Hanson believes that a work environment that “doesn’t require you to kick someone else down the ladder to get ahead”, women will support one another. Her workspaces quickly become networking and collaboration opportunities through their membership events and training programmes, Hansen said.
Hera Hub plans to expand to the UAE, Saudi Arabia and beyond. Potential partners in Saudi Arabia have told Hanson that social segregation between men and women there means a female-only shared workspace is the only way some entrepreneurial women can work.
In Tel Aviv, Israel, WMN, a shared work hub for women-led tech companies opened in March 2015. Serial entrepreneur Oren Merav, who founded WMN, said her hub doesn’t differ that much from other shared workspaces, except for one thing.
“We are finding, and actively reaching out to female entrepreneurs,” she said. “At other places, this is not their focus.
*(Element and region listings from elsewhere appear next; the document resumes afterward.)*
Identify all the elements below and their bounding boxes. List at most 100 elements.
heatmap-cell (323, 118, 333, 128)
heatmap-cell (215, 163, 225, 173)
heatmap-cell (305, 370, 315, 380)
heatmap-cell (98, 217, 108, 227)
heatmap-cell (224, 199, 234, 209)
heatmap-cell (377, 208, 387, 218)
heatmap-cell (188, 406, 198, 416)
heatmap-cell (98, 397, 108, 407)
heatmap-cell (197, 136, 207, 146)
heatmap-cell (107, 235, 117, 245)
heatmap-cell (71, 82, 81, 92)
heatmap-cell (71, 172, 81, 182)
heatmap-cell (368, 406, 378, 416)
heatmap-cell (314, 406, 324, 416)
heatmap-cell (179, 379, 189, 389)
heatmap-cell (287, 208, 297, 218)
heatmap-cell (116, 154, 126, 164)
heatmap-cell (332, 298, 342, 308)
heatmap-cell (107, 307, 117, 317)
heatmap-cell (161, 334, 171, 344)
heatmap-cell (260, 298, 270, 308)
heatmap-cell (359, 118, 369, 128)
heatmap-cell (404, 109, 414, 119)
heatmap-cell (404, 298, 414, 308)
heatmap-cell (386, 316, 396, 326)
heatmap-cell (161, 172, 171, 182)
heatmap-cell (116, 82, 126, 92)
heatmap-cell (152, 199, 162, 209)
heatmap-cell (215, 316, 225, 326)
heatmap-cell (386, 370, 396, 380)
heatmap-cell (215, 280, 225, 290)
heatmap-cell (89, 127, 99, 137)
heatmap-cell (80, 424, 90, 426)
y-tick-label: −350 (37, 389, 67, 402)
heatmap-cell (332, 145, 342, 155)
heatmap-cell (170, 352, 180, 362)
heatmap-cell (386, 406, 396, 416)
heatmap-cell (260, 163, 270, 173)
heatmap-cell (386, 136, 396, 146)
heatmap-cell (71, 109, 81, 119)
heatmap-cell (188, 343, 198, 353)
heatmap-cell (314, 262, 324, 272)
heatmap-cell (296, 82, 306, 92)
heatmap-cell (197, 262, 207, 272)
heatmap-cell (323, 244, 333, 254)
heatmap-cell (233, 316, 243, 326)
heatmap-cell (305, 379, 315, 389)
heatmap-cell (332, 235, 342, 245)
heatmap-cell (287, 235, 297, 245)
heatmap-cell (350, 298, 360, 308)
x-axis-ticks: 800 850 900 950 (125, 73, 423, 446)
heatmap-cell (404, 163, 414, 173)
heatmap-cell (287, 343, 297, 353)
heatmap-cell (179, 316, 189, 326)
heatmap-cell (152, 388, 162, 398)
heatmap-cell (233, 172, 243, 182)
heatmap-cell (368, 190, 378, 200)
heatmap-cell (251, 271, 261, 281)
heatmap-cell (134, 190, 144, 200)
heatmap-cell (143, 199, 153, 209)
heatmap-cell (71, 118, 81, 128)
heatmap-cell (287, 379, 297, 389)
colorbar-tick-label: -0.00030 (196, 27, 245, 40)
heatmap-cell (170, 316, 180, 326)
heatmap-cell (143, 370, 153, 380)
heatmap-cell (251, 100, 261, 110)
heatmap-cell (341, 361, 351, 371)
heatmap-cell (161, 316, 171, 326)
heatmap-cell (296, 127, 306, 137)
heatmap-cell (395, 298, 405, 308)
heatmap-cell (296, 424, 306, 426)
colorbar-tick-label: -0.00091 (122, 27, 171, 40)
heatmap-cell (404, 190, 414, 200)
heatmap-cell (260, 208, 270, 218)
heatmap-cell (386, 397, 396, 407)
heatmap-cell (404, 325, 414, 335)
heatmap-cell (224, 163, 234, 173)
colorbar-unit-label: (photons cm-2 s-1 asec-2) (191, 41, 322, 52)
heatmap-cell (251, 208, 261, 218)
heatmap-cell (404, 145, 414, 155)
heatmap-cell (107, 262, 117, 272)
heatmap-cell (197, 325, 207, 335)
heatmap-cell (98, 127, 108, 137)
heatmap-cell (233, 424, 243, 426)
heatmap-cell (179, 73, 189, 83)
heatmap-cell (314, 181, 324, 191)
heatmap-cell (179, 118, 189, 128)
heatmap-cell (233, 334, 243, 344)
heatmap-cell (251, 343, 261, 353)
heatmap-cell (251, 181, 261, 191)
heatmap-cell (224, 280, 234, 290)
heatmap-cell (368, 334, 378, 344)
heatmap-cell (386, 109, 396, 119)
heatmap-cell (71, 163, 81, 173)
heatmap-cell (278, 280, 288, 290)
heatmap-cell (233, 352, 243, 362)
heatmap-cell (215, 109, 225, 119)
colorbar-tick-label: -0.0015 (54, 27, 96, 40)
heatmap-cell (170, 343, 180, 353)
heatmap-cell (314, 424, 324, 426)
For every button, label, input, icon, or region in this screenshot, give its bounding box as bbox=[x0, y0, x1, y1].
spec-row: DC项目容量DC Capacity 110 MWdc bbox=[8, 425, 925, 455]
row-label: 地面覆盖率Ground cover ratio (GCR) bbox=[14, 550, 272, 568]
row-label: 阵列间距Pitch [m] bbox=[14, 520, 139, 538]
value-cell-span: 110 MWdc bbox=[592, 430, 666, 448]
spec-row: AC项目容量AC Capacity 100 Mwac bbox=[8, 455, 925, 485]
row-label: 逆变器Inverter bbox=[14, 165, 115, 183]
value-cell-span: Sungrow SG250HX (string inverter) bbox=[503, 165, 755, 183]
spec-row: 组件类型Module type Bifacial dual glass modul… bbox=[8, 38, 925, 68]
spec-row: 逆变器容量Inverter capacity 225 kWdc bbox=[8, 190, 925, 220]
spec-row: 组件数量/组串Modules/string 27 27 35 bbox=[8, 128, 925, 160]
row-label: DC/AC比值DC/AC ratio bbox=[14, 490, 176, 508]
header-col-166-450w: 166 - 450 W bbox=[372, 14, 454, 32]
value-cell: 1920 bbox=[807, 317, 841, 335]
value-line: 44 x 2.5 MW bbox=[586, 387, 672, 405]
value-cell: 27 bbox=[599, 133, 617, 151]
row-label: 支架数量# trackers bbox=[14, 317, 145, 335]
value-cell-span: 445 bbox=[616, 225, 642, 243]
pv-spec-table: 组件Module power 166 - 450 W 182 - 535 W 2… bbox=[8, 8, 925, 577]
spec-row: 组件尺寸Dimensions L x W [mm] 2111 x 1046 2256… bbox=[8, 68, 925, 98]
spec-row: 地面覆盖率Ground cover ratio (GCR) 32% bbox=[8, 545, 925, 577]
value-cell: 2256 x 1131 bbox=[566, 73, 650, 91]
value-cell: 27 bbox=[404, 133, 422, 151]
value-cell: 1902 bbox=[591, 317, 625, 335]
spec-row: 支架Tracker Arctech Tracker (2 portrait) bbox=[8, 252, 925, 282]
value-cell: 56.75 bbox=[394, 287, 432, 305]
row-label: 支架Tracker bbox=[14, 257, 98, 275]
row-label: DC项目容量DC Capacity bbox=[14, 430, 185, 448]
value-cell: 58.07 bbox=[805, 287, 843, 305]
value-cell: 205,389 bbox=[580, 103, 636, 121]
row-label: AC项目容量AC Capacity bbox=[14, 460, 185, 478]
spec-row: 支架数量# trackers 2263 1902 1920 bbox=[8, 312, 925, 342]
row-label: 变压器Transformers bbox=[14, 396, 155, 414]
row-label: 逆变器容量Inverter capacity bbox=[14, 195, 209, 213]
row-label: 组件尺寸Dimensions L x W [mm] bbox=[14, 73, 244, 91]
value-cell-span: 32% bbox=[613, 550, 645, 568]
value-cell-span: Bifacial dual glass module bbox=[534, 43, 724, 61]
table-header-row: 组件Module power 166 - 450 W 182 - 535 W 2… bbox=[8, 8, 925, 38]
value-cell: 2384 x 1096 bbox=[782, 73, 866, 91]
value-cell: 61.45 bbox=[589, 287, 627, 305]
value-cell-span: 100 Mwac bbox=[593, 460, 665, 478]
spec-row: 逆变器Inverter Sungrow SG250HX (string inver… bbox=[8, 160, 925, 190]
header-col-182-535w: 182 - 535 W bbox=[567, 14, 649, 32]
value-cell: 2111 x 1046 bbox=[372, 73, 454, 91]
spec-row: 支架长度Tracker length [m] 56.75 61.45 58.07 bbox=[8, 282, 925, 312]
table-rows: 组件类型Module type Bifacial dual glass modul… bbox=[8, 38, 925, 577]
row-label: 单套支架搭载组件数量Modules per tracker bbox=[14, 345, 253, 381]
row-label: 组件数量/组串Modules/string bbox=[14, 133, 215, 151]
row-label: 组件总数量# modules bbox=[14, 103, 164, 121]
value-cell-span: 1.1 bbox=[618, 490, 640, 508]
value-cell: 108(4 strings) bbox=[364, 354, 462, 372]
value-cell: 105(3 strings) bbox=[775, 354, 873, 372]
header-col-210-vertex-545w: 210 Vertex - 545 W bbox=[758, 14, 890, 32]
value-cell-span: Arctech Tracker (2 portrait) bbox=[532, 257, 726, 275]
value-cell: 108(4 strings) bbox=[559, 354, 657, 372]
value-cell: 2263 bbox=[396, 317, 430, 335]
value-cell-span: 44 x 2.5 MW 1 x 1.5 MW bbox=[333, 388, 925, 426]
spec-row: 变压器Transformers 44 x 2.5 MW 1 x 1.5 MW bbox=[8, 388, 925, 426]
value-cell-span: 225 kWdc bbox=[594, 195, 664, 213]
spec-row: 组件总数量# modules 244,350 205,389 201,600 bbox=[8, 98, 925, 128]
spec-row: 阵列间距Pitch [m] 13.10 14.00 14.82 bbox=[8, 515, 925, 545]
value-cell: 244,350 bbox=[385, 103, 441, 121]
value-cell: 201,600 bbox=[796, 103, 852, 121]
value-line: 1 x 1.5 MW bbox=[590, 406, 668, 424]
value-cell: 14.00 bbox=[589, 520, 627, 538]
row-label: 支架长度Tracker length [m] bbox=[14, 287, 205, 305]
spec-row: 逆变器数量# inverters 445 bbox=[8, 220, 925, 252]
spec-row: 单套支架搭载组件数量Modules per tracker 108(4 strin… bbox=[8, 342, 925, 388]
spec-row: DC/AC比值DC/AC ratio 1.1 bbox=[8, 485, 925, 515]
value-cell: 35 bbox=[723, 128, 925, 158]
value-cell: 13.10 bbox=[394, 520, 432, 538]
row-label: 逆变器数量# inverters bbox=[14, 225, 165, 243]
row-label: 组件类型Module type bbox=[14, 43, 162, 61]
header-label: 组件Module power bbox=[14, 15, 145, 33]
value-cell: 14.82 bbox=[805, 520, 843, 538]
But for me, I want to have more women-led ventures; I want to see the numbers change. Our workspace is about 50/50 between men and women, and that’s because we are actively reaching out to women.”
Us vs them
Falon Fatemi, who was the youngest female employee at Google when she was hired at age 19, has since founded Node, a stealth start-up that will “connect people with the people they need to be connected to”, funded by New Enterprise Associates and Mark Cuban, one of the investors on ABC’s reality show Shark Tank, the American version of Dragons’ Den.
But Fatemi said she has faced challenges because she is a woman. “My male counterparts have even noticed there is an initial scepticism I am initially met with in meetings that if I were male would not exist,” she said.
Though Fatemi said initiatives targeting women, awareness about gender issues, and funds targeting women entrepreneurs are great developments, she is concerned about an over-focus on the issue as well as the danger of creating an “us-versus-them” mentality.
“I was in an investment meeting and the investor was trying to make a point and he said ‘you guys,’ and then he paused to explain that he didn’t mean you guys, in terms of guys and gals, or whatever,” she said, “And it became a distraction to me being able to close funding because he was so aware of the fact that I’m a woman.”
Ultimately though, cash is what counts in the start-up world. And even if investors have little interest in lengthy discussions on gender equality, the untapped value of women is increasingly being acknowledged as more female angel investors and female partners at VC firms fund female-led ventures, and as companies like Intel, AOL and Comcast create funds targeting women and/or minority led ventures.
“There’s no way a business will invest in women only because of social impact issues,” Fatemi points out. “The fact that they are putting millions toward it means they have run the numbers and expect an ROI — it’s smart business.”